I remember listening to someone who was addicted to heroin for years. He mentioned that the greatest danger of heroine was the psychological denial it put him in. He could be sitting in the gutter with nothing, but his drug induced state would convince him that everything was ok.

This is what “positive thinking” can do if we are not careful.

Getting Real About Our Circumstances

Positive thinking sometimes says, “Don’t give up on your dreams.” Yet I meet many people who should rethink the dreams they are following, because everything they are chasing doesn’t match who they are or the gifting they carry. Did any mature person give you solid feedback on these pursuits? Our lack of groundedness is causing some of our “God dreams” to look more like manic episodes, rather than strong steps of faith.

Before you object, I am not against positive thinking,

I am, however, against ignoring glaring issues of the heart that need to be faced. These areas will continue to spread toxicity in other people’s lives if we don’t face up.

The Opposite of Negativity

Negativity doesn’t serve us. So what we need to move into?

The answer lies involves learning to develop empowered thinking.

Instead of contrasting negative and positive thinking, I like to look at it from a place of disempowered versus empowered.

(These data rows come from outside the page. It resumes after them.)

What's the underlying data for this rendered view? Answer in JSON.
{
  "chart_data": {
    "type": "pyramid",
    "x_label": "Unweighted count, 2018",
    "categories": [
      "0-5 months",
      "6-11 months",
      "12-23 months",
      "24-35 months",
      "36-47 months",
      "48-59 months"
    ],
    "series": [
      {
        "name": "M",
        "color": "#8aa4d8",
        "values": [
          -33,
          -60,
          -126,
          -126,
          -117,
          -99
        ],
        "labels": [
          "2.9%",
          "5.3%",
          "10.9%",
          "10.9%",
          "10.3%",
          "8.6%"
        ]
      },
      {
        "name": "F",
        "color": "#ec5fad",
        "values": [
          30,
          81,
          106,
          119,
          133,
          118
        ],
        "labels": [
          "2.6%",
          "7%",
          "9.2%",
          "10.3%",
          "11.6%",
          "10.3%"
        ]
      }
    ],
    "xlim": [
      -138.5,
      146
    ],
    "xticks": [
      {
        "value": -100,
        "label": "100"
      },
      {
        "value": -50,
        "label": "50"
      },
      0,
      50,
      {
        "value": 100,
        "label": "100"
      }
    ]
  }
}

The antidote to negativity is actually empowered thinking. Negativity thrives on a disempowered environment, keeping us bound in our struggles and never breaking free into who we really are. Empowered thinking does not live in denial. It looks at problems square in the face but gains power from a place that is higher than the problem.

This is where the development of our hope comes in. Breaking through negativity actually involves moving into more empowering thinking, speaking and decision making. We recognize the problems we are facing, but we address them from a higher place in God, who can help us overcome anything that seeks to keep us stuck.

Question: In what way has positive thinking manifested as denial in your relationships? What do we need to do to start growing more?